Barangkali, belasan dekade lalu, warga Bekonang adalah kelompok yang hanya bisa dan mampu menghasilkan sesuatu dari limbah. Pengolahan pertama tetes tebu dilakukan oleh orang yang memiliki kapital lebih mereka. Bisa juga kita asumsikan bahwa warga Bekonang bukanlah pihak yang memiliki kuasa atas produksi mereka, tetapi pihak di lain yang ada di atasnya. Antara pemilik usaha dan para tenaga kerja, selalu ada relasi yang termanifestasi dalam beberapa bentuk hubungan, patron–klien, pemilik modal dan tenaga kerja.
BABAK 6
“Drinking serves simultaneously to construct both a sense of communal identity for those drinking together or sharing tastes and a sense of difference and boundaries from others.” – Dietler (2008).
Masyarakat Surakarta membuat dan mempertahankan identitas serta relasi sosial dalam komunitas melalui praktik produksi alkohol (pengrajin) dan budaya minum alkohol (konsumen). Ada kesamaan antara pemuda desa di pematang Kabupaten Sukoharjo dengan pemuda suburban di Kota Solo. Keduanya sama-sama penegak ciu, apa pun alasannya.
Selalu ada kontinyuasi budaya minum yang sudah ada sejak dulu, dan itu bukanlah sebuah penyimpangan. Ciu adalah produk budaya dan identitas. Ciu adalah manifestasi unggah-ungguh bagi social drinkers.
BABAK 7
Babak 5 dan 6 adalah gambaran dari ketidakmampuan saya sebagai seorang penulis untuk menentukan keberpihakan saya.
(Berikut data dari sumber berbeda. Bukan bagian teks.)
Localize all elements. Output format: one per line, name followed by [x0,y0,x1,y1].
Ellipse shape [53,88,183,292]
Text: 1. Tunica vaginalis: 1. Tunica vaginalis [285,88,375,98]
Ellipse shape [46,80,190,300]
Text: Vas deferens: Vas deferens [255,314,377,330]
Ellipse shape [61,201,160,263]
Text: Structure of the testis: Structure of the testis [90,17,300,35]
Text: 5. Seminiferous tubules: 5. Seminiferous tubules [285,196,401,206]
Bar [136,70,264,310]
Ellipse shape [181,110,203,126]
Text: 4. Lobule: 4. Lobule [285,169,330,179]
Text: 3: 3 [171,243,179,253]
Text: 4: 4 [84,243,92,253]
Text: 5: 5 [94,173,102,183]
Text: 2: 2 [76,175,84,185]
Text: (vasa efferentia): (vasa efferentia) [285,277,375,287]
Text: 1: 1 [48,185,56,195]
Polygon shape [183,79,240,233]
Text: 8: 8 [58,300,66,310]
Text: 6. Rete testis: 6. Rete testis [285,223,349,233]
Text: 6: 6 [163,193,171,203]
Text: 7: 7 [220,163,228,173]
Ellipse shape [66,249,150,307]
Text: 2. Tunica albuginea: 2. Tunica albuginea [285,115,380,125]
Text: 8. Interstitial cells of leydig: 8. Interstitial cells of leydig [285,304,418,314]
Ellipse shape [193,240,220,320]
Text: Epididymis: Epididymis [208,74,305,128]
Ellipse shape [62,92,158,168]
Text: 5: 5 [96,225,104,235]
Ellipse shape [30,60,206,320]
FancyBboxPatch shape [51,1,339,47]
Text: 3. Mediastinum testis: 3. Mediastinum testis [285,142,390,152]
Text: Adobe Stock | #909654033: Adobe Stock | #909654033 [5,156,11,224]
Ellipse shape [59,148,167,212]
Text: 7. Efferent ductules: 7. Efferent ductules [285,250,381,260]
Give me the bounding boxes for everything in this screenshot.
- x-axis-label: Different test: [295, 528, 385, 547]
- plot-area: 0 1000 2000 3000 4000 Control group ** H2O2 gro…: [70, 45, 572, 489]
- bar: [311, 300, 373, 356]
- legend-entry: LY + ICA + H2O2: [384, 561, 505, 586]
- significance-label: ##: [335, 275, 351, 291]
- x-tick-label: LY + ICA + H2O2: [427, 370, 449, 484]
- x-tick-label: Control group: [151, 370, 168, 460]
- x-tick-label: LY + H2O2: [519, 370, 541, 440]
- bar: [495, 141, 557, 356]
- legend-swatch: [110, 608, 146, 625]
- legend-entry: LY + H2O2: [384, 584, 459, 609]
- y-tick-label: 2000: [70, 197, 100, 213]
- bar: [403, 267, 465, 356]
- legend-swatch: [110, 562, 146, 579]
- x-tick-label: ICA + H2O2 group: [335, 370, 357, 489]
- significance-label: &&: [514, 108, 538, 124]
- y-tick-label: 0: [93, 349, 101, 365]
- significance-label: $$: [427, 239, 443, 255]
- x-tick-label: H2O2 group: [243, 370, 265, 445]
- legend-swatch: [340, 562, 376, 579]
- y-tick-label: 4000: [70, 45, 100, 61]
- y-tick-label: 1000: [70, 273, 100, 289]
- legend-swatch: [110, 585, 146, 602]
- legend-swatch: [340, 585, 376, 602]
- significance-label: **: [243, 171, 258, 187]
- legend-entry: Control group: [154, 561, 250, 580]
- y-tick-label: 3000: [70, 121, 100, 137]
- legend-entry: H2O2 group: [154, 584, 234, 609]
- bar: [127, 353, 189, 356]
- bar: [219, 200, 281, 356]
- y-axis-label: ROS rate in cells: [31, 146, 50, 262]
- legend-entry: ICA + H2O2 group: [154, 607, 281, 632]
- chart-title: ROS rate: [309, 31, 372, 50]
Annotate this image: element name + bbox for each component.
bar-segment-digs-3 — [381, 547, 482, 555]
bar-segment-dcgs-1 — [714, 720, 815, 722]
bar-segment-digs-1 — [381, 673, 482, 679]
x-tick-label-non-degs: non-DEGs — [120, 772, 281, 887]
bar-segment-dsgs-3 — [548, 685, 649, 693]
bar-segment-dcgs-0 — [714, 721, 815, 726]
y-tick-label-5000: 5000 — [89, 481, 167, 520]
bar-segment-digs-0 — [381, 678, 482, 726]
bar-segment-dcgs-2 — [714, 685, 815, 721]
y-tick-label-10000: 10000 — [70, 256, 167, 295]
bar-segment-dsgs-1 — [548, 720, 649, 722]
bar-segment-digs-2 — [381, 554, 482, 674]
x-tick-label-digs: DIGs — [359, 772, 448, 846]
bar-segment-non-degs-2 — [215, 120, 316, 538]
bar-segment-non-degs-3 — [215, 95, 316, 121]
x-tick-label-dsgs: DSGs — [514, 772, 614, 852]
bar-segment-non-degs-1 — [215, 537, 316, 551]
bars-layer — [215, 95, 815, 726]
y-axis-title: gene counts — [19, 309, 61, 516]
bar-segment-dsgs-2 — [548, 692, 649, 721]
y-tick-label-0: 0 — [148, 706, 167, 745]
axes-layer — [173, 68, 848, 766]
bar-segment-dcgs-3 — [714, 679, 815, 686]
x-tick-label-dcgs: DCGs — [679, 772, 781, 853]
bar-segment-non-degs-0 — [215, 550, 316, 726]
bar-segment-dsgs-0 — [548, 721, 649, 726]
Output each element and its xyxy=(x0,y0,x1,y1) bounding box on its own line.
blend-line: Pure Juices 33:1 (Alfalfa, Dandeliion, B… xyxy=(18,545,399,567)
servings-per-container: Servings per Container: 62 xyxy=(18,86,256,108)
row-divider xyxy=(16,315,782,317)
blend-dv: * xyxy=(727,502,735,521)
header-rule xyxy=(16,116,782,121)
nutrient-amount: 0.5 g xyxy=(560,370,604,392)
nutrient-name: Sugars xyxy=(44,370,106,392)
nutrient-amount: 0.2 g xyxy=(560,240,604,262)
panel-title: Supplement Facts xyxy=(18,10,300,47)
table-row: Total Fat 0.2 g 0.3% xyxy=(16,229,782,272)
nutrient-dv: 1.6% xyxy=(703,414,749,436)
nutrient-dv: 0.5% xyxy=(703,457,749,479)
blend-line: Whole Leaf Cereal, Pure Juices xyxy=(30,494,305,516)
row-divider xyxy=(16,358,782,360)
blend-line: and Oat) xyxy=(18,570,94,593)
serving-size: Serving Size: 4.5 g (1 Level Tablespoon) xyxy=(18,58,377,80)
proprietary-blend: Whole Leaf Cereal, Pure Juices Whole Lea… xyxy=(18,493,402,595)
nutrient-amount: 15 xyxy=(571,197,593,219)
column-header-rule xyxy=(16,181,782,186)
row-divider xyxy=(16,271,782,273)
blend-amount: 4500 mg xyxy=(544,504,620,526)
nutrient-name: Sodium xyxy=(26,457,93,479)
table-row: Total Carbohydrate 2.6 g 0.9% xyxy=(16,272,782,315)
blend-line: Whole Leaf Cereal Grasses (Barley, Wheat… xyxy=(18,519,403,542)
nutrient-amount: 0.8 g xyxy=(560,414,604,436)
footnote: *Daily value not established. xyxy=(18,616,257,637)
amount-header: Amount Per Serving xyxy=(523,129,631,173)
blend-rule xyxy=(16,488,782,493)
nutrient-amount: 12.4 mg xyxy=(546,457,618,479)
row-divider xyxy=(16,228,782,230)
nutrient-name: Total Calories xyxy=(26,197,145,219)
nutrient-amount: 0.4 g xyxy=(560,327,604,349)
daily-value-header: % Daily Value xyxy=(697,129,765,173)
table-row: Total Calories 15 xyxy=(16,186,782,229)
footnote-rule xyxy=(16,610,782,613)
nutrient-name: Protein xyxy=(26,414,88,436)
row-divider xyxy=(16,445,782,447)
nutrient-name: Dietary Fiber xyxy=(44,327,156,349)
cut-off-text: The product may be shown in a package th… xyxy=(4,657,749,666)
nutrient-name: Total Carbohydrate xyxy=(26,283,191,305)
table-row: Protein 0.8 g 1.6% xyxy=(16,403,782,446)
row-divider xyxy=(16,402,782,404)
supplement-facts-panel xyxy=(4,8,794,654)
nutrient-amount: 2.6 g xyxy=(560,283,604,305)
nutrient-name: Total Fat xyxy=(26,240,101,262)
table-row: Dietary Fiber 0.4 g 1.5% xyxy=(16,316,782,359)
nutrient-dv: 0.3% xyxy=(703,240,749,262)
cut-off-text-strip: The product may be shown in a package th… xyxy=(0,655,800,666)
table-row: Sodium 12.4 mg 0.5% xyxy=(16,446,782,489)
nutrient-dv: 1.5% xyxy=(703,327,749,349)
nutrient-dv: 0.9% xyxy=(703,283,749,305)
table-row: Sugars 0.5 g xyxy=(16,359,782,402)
Pada babak 1 hingga 4 saya melepeh ciu, dan babak seterusnya saya berbalik mengejawantahkan validasi saya akan minuman itu. Kita menyebutnya sebagai hipokrit.
Dalam wawasan saya, kita harus selalu memilih. Selalu ada kotak-kotak kecil yang kita pakai untuk melihat sebuah fenomena dan menyajikan itu dalam tulisan. Barangkali, bagi kami ketidakberpihakan dan ketidakpastian itu lebih mengerikan daripada malapetaka tempe bongkrek. Aduhai sesaknya imaji penulis. Namun kali ini, atau setidaknya dalam tulisan ini, saya menumpang berteduh barang sejenak dalam ketidakberpihakan. Numpang mengangso dari segala kenisbian ciu yang ada.